Every year or so, another hot catchword infests the industry. It may actually be something new and different, or it may just be marketing, but if it’s spun right, it always garners a lot of interest.
This year’s newest term is “experience”. Now that technology itself is harder and harder to differentiate, it seems it’s all we have left.
Even the behemoths have leapt onto the experience bandwagon. IBM has created the ExperienceOne brand around its customer engagement services and solutions. And a key component of ExperienceOne (a set of best practice product and service combos designed, in IBM’s words, to “attract, delight, and maximize lifetime value of customers”) is the portfolio of products, announced a year ago, known as MobileFirst. This year, IBM launched IBM Mobile Web Push, a cloud-based software-as-a-service (SaaS) offering that delivers targeted push messages to all types of device.
How targeted? Well, how about delivering promotions so specific that they can (based on Facebook Likes) send football fans an offer to buy their favourite team’s jersey, or, based on user location, offer a T-shirt in warm places and a hoodie in cooler ones. The ads pop up on anything from a full-sized computer to a mobile phone, automatically adapting to the device form factor to provide, yes, the best user experience.

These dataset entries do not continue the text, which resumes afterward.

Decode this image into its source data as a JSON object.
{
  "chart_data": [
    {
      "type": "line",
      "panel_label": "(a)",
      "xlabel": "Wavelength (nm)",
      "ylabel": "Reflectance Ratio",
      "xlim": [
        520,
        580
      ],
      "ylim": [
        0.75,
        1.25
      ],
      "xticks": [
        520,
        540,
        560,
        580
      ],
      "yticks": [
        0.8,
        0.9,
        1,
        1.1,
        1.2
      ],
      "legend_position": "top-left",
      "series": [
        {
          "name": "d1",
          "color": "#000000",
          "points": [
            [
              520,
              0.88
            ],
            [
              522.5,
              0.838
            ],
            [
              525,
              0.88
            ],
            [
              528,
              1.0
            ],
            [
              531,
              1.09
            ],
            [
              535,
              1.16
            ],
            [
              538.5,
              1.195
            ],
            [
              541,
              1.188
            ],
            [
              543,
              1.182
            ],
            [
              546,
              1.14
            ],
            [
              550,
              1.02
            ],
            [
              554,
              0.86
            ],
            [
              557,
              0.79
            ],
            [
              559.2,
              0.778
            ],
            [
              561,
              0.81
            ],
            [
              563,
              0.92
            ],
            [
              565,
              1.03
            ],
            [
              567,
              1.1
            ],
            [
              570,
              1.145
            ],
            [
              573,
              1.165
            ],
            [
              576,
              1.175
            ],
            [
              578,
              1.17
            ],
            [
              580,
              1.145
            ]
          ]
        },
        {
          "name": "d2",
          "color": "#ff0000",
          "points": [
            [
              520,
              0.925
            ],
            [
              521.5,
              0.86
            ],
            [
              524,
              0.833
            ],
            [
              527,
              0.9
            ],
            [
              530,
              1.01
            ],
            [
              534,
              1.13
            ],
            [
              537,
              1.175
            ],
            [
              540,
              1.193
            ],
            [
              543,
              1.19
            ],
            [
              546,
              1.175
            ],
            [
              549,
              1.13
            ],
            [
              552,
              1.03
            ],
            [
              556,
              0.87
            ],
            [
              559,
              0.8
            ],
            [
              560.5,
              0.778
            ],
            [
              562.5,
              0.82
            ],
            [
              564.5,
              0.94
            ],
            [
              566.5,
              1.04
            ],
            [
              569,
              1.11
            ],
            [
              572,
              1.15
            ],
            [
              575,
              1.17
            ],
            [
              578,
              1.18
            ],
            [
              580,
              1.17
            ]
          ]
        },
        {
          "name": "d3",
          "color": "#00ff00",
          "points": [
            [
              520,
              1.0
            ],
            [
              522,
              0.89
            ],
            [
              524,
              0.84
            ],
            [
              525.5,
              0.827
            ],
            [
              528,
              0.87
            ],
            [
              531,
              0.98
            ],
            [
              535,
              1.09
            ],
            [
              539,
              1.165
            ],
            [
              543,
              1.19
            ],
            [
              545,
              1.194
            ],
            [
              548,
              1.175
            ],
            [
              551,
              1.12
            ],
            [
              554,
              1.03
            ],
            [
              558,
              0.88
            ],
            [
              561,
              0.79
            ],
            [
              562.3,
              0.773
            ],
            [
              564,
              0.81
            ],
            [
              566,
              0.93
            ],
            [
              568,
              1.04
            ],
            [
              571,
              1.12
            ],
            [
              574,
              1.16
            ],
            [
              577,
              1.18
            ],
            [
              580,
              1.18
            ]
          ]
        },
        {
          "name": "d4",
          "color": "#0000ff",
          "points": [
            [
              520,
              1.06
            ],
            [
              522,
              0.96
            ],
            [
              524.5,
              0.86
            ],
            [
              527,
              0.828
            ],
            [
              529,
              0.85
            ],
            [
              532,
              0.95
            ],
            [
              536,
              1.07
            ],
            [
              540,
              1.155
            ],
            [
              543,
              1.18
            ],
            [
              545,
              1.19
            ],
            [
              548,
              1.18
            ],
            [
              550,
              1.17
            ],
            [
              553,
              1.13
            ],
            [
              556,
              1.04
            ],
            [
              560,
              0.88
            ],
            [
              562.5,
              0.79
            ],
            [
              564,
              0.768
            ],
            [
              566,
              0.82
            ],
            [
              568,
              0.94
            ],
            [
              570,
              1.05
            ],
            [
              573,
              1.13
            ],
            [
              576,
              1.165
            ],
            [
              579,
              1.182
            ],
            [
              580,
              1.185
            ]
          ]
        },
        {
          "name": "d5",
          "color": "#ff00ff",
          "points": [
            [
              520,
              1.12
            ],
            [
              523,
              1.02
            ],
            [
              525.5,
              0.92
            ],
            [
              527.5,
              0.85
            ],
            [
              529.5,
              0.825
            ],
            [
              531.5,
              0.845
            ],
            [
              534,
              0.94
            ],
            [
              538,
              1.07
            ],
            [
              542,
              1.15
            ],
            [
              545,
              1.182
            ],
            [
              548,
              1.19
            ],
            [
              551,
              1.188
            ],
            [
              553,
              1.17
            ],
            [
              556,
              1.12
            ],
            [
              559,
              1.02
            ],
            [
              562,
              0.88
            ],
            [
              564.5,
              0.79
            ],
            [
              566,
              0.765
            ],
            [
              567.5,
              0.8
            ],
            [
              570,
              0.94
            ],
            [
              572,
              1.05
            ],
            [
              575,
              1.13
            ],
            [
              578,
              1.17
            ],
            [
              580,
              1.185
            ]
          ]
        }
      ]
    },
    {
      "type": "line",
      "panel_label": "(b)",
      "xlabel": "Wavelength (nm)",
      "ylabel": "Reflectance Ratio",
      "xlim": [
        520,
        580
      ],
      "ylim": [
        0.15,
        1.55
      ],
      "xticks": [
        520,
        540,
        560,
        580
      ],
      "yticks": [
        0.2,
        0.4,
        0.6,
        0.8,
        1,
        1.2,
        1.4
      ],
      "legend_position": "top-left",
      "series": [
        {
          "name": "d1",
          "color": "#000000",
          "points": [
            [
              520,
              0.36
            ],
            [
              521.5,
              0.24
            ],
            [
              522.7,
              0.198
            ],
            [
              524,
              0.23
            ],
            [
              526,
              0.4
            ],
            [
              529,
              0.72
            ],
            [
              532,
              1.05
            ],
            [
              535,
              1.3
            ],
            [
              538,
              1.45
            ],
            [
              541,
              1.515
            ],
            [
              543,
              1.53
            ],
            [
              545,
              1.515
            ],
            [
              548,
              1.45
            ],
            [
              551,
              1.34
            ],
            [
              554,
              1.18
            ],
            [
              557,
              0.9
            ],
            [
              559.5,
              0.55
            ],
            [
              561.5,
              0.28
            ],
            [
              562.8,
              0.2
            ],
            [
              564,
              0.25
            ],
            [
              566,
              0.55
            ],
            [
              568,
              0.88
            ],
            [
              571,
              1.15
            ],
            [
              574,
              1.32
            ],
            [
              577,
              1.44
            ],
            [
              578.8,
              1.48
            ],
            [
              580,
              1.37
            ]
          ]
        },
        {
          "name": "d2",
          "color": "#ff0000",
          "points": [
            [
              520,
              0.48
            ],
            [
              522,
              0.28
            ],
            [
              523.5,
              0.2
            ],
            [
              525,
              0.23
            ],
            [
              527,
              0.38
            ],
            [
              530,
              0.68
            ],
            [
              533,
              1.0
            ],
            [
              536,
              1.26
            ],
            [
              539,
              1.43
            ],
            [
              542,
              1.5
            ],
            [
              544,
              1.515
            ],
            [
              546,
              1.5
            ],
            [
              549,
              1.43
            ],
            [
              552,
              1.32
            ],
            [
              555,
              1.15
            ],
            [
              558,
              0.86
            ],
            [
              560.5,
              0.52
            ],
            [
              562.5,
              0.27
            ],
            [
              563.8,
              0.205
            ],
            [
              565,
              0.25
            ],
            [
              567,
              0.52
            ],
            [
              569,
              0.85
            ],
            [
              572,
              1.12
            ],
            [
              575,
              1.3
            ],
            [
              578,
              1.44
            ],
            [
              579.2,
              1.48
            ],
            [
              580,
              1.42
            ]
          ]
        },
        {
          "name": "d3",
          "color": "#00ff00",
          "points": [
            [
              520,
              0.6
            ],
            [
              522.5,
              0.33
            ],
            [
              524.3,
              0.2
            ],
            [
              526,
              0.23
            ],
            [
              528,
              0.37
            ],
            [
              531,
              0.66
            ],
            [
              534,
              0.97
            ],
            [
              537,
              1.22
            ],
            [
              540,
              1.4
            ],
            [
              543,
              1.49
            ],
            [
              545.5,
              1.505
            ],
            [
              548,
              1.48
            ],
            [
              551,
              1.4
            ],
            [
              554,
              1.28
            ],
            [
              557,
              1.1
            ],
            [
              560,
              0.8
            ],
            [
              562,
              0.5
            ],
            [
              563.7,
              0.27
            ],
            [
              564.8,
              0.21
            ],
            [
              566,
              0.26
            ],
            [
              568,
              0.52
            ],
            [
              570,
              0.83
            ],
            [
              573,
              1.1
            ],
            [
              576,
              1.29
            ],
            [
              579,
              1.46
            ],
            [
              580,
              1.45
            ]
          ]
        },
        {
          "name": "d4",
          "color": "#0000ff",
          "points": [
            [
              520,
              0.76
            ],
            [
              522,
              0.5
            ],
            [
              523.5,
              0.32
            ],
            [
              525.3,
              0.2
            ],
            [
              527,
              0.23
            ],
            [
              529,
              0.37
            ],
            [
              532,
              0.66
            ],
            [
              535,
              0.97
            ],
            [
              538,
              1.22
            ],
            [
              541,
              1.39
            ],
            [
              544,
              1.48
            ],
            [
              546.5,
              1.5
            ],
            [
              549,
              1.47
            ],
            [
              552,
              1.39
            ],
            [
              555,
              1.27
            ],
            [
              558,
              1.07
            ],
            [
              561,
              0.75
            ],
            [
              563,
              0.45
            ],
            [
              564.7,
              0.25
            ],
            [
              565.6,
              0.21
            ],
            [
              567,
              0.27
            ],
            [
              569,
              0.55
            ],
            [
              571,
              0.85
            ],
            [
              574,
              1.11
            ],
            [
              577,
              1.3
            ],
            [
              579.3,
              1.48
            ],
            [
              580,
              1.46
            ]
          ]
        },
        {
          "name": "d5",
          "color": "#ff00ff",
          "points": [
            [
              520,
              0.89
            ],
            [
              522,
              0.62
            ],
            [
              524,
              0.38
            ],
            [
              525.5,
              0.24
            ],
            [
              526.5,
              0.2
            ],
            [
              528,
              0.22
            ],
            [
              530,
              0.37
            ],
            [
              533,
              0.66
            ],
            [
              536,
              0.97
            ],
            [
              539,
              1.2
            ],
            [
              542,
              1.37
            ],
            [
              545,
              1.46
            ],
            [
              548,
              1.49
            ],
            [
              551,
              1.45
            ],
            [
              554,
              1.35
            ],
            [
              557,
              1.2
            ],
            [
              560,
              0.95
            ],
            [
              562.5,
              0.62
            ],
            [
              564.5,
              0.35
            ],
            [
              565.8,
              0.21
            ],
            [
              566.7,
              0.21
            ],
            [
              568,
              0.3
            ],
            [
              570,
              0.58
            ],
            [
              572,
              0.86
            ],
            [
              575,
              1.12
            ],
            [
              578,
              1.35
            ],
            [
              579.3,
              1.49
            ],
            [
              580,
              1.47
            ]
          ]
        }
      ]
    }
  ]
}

On top of its product and services offerings, the company has appointed a global leader, Interactive Experience, Paul Papas, whose mandate is to help IBM’s customers develop products and services for their own customers. A $US100 million investment in ten new innovation labs and 1000 new staffers, including some poached from — er — moving over from IBM Labs, underlines the depth of the commitment to go beyond boxes and bytes.
The Innovation Labs aren’t demo centres, they’re places where customers and IBM staff collaborate on solutions to problems. Staffers include not only techies, but designers and marketing pros, so the teams can construct complete solutions. A mobile experience team is being co-located at the New York lab.
The theory appears sound. At its Smarter Commerce Global Summit in Tampa this month, customer after customer described how the concept of experience is now at the centre of their marketing efforts, and mobile is a huge part of that experience.
For example, Abercrombie and Fitch’s Billy May, group VP, direct to consumer digital and customer marketing, pointed out that 90 percent of his target market sleeps with their phones. The company’s youth-oriented brand, Hollister, in particular, had to take what May called its retail theatre and make it digital. The concept of the brand became “now moments” — what May refers to as snackable content for users with increasingly shorter attention spans. He said, “While the concept of now is fleeting, the context of now is not.”
The context is not Apple or Android or Windows Phone or BlackBerry, it’s smartphone or tablet or PC or Mac. The experience has to adapt to the screen size and device capabilities, providing the best and most complete possible customer experience on each device. Consumers are no longer willing to compromise, May found.
In fact, Panay noted, their expectations are higher than ever. Consumers use the greatest customer experience they have anywhere as the bar that every future interaction has to leap.
The payoffs can be huge. Retailer David Jones redefined its customer experience as a way of revitalizing its brand. With an omnichannel approach (including mobile), it realized a 288 percent increase in sales, year over year.
This assumes, of course, that the job is done right, and the experience is one that customers want. Gratuitous glitz for its own sake may have unintended consequences. Lack of support for certain platforms may annoy current and potential customers into avoiding a company that’s otherwise a good fit for their needs.
Experience, in the end, is as much a psychological exercise as it is technical.